Talk:Bitap algorithm

Page contents not supported in other languages.
From Wikipedia, the free encyclopedia
This is an old revision of this page, as edited by Quuxplusone (talk | contribs) at 06:19, 4 January 2009 (Comment on code sample: code is OK). The present address (URL) is a permanent link to this revision, which may differ significantly from the current revision.

Someone wrote 'it performs best on patterns less than a constant length'. Such statements should not be made without adequite analysis. It is true that patterns that are 33 characters long may take twice as long as patterns of length 32, but if the algorithm beats the hell out of all its competitors, or it takes 2 nanoseconds instead of 1, then there's no reason not to use it.

Then the paragraph says the complexity in this case is O(m+n). But if m is limited to 32, then O(m+n) is the same as O(n) because O(constant) is 0.

Perhaps we should say that for arbitrary m and n, the algorithm has complexity O(kmn). Now this may look inefficient, but if you consider that modern processors can perform in the region of 64 billion of these operations every second, you'll understand why the algorithm is so fast. (unsigned comment by User:Nroets, 8 Nov 2005)

First point: Bitap does perform best on patterns less than the word length of the machine, because then it can be optimized to use bitwise operations and shifts. If you want to use bitap for longer patterns, you'll need to "pessimize" it either by using the array-of-BIT approach given in the article's first snippet, or by doing awkward things with carried bits. This has nothing to do with comparing bitap to other search algorithms; it's simply stating that bitap itself performs better on small patterns than on long ones.
Second point: On rereading, I can't figure out why O(m+n), either.

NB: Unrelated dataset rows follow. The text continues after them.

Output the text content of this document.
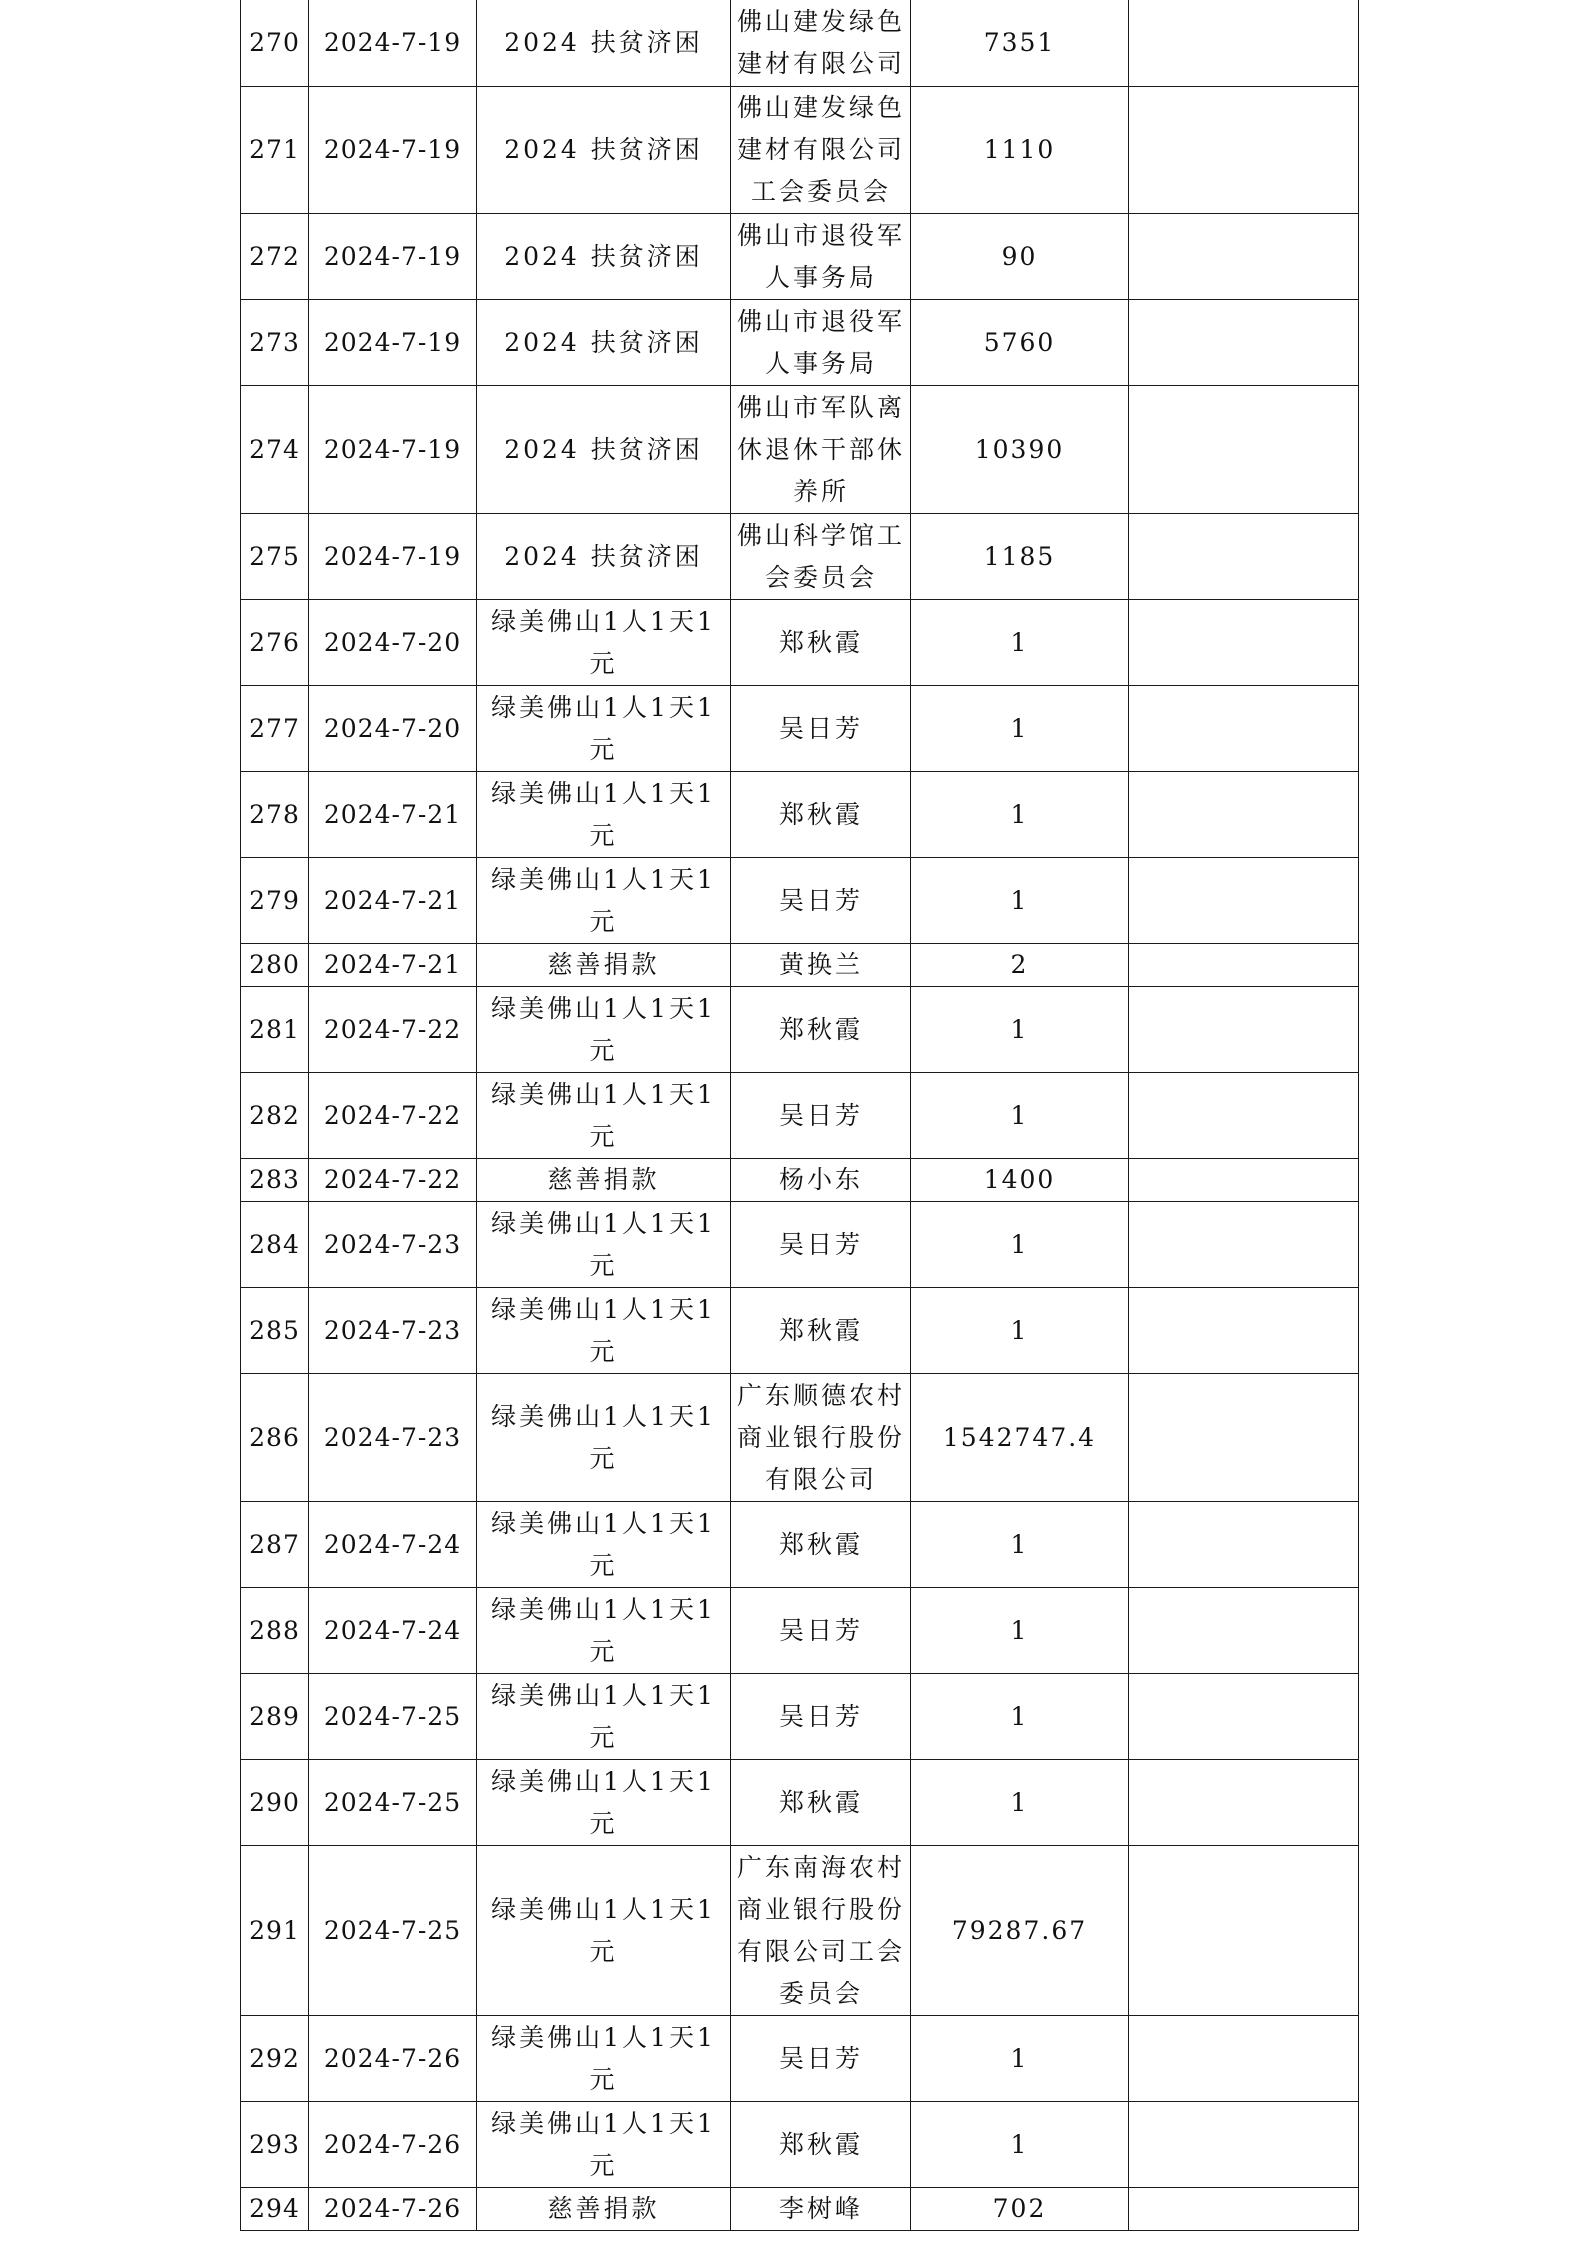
270	2024-7-19	2024 扶贫济困	佛山建发绿色建材有限公司	7351	

271	2024-7-19	2024 扶贫济困	佛山建发绿色建材有限公司工会委员会	1110	

272	2024-7-19	2024 扶贫济困	佛山市退役军人事务局	90	

273	2024-7-19	2024 扶贫济困	佛山市退役军人事务局	5760	

274	2024-7-19	2024 扶贫济困	佛山市军队离休退休干部休养所	10390	

275	2024-7-19	2024 扶贫济困	佛山科学馆工会委员会	1185	

276	2024-7-20	绿美佛山1人1天1元	郑秋霞	1	

277	2024-7-20	绿美佛山1人1天1元	吴日芳	1	

278	2024-7-21	绿美佛山1人1天1元	郑秋霞	1	

279	2024-7-21	绿美佛山1人1天1元	吴日芳	1	

280	2024-7-21	慈善捐款	黄换兰	2	

281	2024-7-22	绿美佛山1人1天1元	郑秋霞	1	

282	2024-7-22	绿美佛山1人1天1元	吴日芳	1	

283	2024-7-22	慈善捐款	杨小东	1400	

284	2024-7-23	绿美佛山1人1天1元	吴日芳	1	

285	2024-7-23	绿美佛山1人1天1元	郑秋霞	1	

286	2024-7-23	绿美佛山1人1天1元	广东顺德农村商业银行股份有限公司	1542747.4	

287	2024-7-24	绿美佛山1人1天1元	郑秋霞	1	

288	2024-7-24	绿美佛山1人1天1元	吴日芳	1	

289	2024-7-25	绿美佛山1人1天1元	吴日芳	1	

290	2024-7-25	绿美佛山1人1天1元	郑秋霞	1	

291	2024-7-25	绿美佛山1人1天1元	广东南海农村商业银行股份有限公司工会委员会	79287.67	

292	2024-7-26	绿美佛山1人1天1元	吴日芳	1	

293	2024-7-26	绿美佛山1人1天1元	郑秋霞	1	

294	2024-7-26	慈善捐款	李树峰	702	
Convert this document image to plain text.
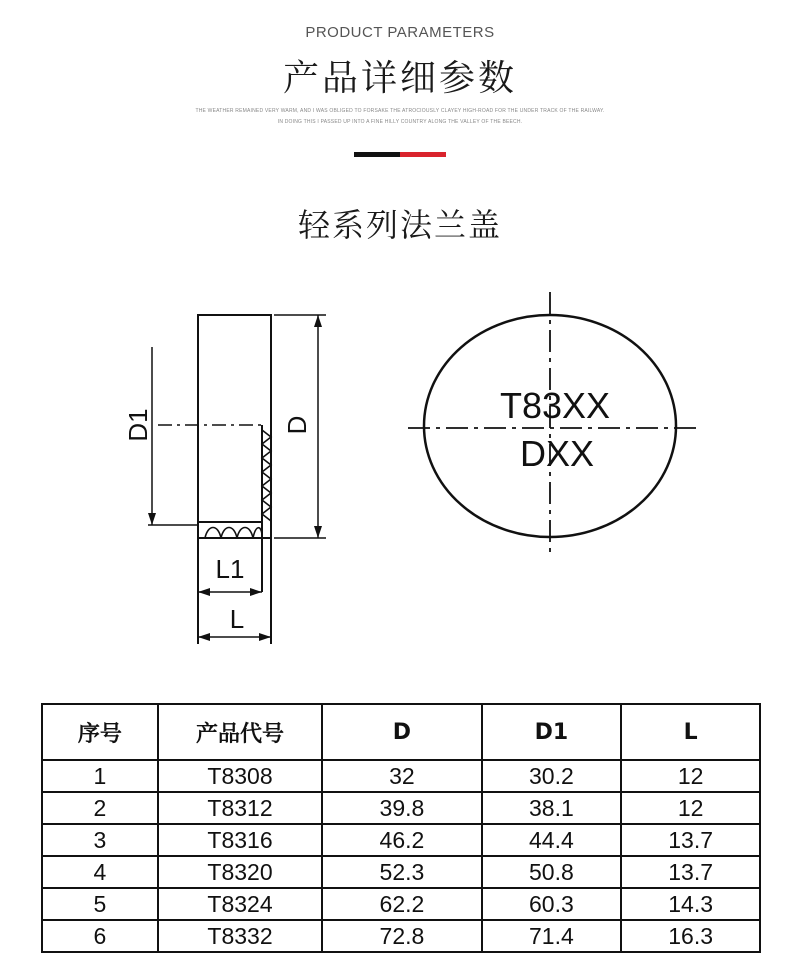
PRODUCT PARAMETERS
产品详细参数
THE WEATHER REMAINED VERY WARM, AND I WAS OBLIGED TO FORSAKE THE ATROCIOUSLY CLAYEY HIGH-ROAD FOR THE UNDER TRACK OF THE RAILWAY.
IN DOING THIS I PASSED UP INTO A FINE HILLY COUNTRY ALONG THE VALLEY OF THE BEECH.
轻系列法兰盖
D1	D
L1
L
T83XX
DXX
序号	产品代号	D	D1	L
1	T8308	32	30.2	12
2	T8312	39.8	38.1	12
3	T8316	46.2	44.4	13.7
4	T8320	52.3	50.8	13.7
5	T8324	62.2	60.3	14.3
6	T8332	72.8	71.4	16.3
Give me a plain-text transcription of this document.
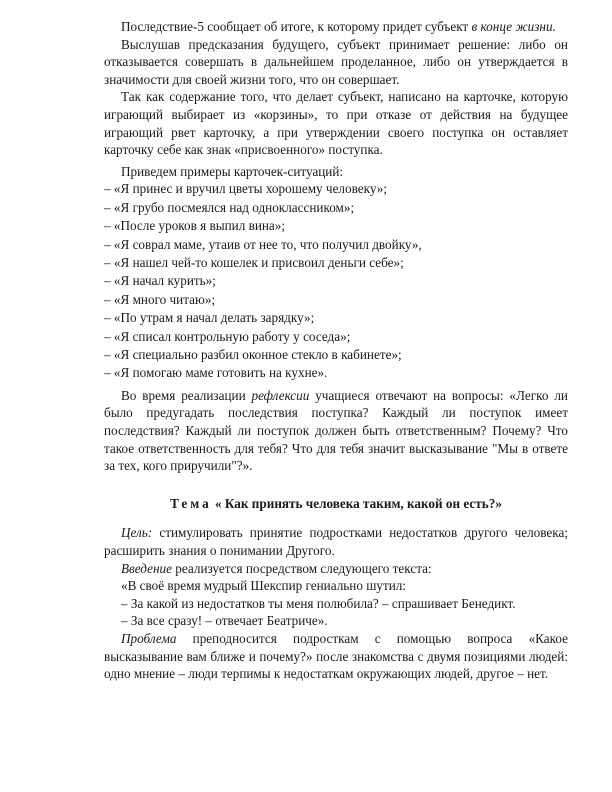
Последствие-5 сообщает об итоге, к которому придет субъект в конце жизни.

Выслушав предсказания будущего, субъект принимает решение: либо он отказывается совершать в дальнейшем проделанное, либо он утверждается в значимости для своей жизни того, что он совершает.

Так как содержание того, что делает субъект, написано на карточке, которую играющий выбирает из «корзины», то при отказе от действия на будущее играющий рвет карточку, а при утверждении своего поступка он оставляет карточку себе как знак «присвоенного» поступка.

Приведем примеры карточек-ситуаций:

– «Я принес и вручил цветы хорошему человеку»;
– «Я грубо посмеялся над одноклассником»;
– «После уроков я выпил вина»;
– «Я соврал маме, утаив от нее то, что получил двойку»,
– «Я нашел чей-то кошелек и присвоил деньги себе»;
– «Я начал курить»;
– «Я много читаю»;
– «По утрам я начал делать зарядку»;
– «Я списал контрольную работу у соседа»;
– «Я специально разбил оконное стекло в кабинете»;
– «Я помогаю маме готовить на кухне».

Во время реализации рефлексии учащиеся отвечают на вопросы: «Легко ли было предугадать последствия поступка? Каждый ли поступок имеет последствия? Каждый ли поступок должен быть ответственным? Почему? Что такое ответственность для тебя? Что для тебя значит высказывание "Мы в ответе за тех, кого приручили"?».

Тема « Как принять человека таким, какой он есть?»

Цель: стимулировать принятие подростками недостатков другого человека; расширить знания о понимании Другого.

Введение реализуется посредством следующего текста:

«В своё время мудрый Шекспир гениально шутил:

– За какой из недостатков ты меня полюбила? – спрашивает Бенедикт.

– За все сразу! – отвечает Беатриче».

Проблема преподносится подросткам с помощью вопроса «Какое высказывание вам ближе и почему?» после знакомства с двумя позициями людей: одно мнение – люди терпимы к недостаткам окружающих людей, другое – нет.
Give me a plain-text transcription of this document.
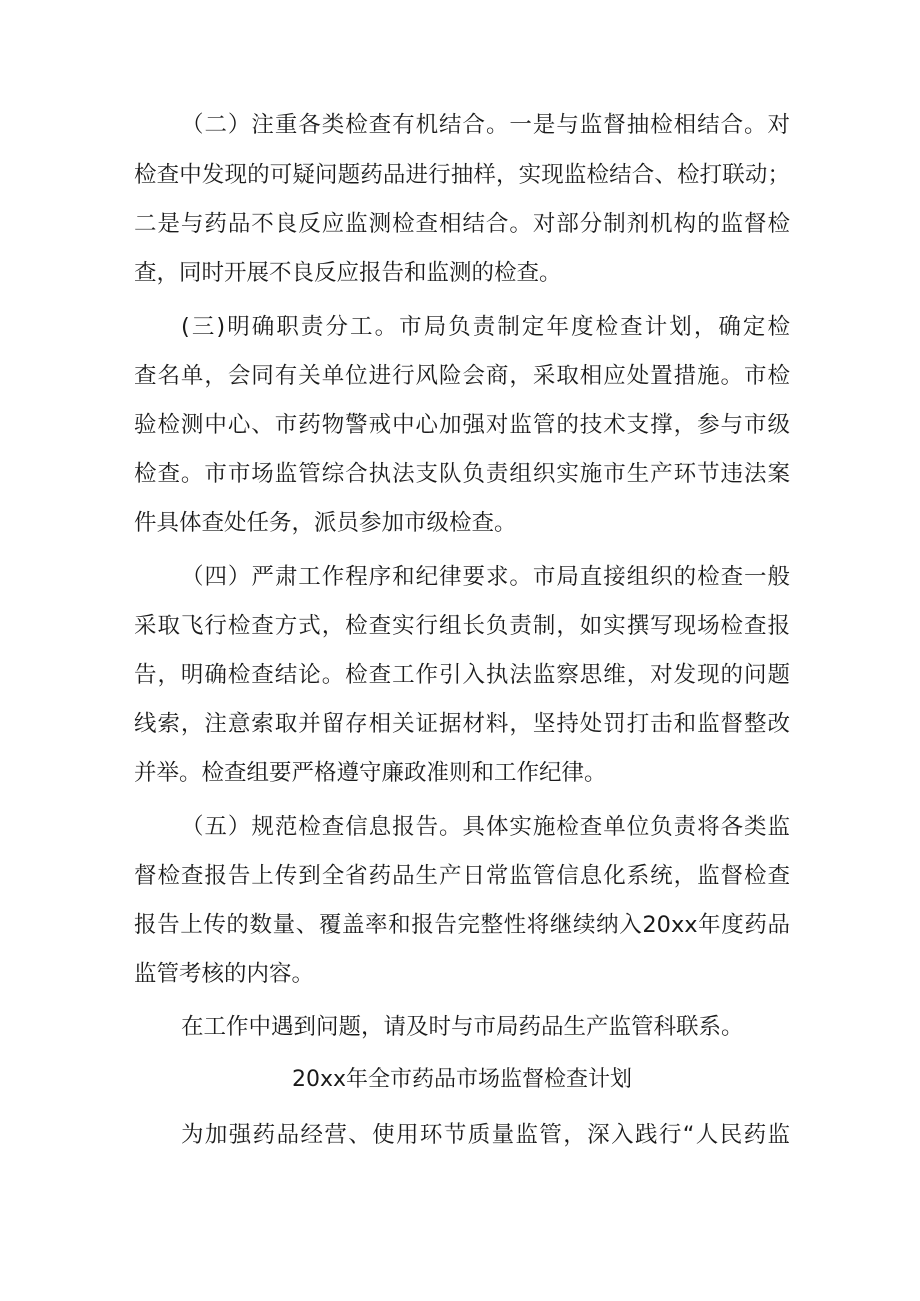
（二）注重各类检查有机结合。一是与监督抽检相结合。对
检查中发现的可疑问题药品进行抽样，实现监检结合、检打联动；
二是与药品不良反应监测检查相结合。对部分制剂机构的监督检
查，同时开展不良反应报告和监测的检查。
(三)明确职责分工。市局负责制定年度检查计划，确定检
查名单，会同有关单位进行风险会商，采取相应处置措施。市检
验检测中心、市药物警戒中心加强对监管的技术支撑，参与市级
检查。市市场监管综合执法支队负责组织实施市生产环节违法案
件具体查处任务，派员参加市级检查。
（四）严肃工作程序和纪律要求。市局直接组织的检查一般
采取飞行检查方式，检查实行组长负责制，如实撰写现场检查报
告，明确检查结论。检查工作引入执法监察思维，对发现的问题
线索，注意索取并留存相关证据材料，坚持处罚打击和监督整改
并举。检查组要严格遵守廉政准则和工作纪律。
（五）规范检查信息报告。具体实施检查单位负责将各类监
督检查报告上传到全省药品生产日常监管信息化系统，监督检查
报告上传的数量、覆盖率和报告完整性将继续纳入20xx年度药品
监管考核的内容。
在工作中遇到问题，请及时与市局药品生产监管科联系。
20xx年全市药品市场监督检查计划
为加强药品经营、使用环节质量监管，深入践行“人民药监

So I've changed it to O(mn) — we iterate once for each of n text characters, and O(m) times over the bit array for each of those characters. There is an additional O(m) term for setting up the bit array, and in the article's optimized implementations there is an O(k) term where k is the size of the alphabet. So it's most like O(mn+n+k), but the O(mn) term is definitely the dominant one in non-pathological cases. --Quuxplusone 17:19, 8 November 2005 (UTC)[reply]

Comment on code sample

User:134.2.247.43 added a comment to the code in the article pointing out a potential error. I'm not judging at the moment whether they're correct, but it should be discussed here on the talk page to avoid self-contradiction in the article. Dcoetzee 20:25, 20 October 2008 (UTC)[reply]

#include <string.h>
#include <limits.h>

const char *bitap_bitwise_search(const char *text, const char *pattern)
{
    int m = strlen(pattern);
    unsigned long R;
    unsigned long pattern_mask[CHAR_MAX+1];
    int i;

    if (pattern[0] == '\0') return text;
    if (m > 31) return "The pattern is too long!";
 
    /* Initialize the bit array R */
    R = ~1;  /* I think this is wrong, because then we have no match if text starts with pattern. It should be (~1)<<1. */

    /* Initialize the pattern bitmasks */
    for (i=0; i <= CHAR_MAX; ++i)
      pattern_mask[i] = ~0;
    for (i=0; i < m; ++i)
      pattern_mask[pattern[i]] &= ~(1UL << i);

    for (i=0; text[i] != '\0'; ++i) {
        /* Update the bit array */
        R |= pattern_mask[text[i]];
        R <<= 1;

        if (0 == (R & (1UL << m)))
          return (text+i - m) + 1;
    }

    return NULL;
}

Tracing the code (or thirty seconds with a test case and a C compiler) shows that User:134.2.247.43's concern is unfounded. --Quuxplusone (talk) 06:19, 4 January 2009 (UTC)[reply]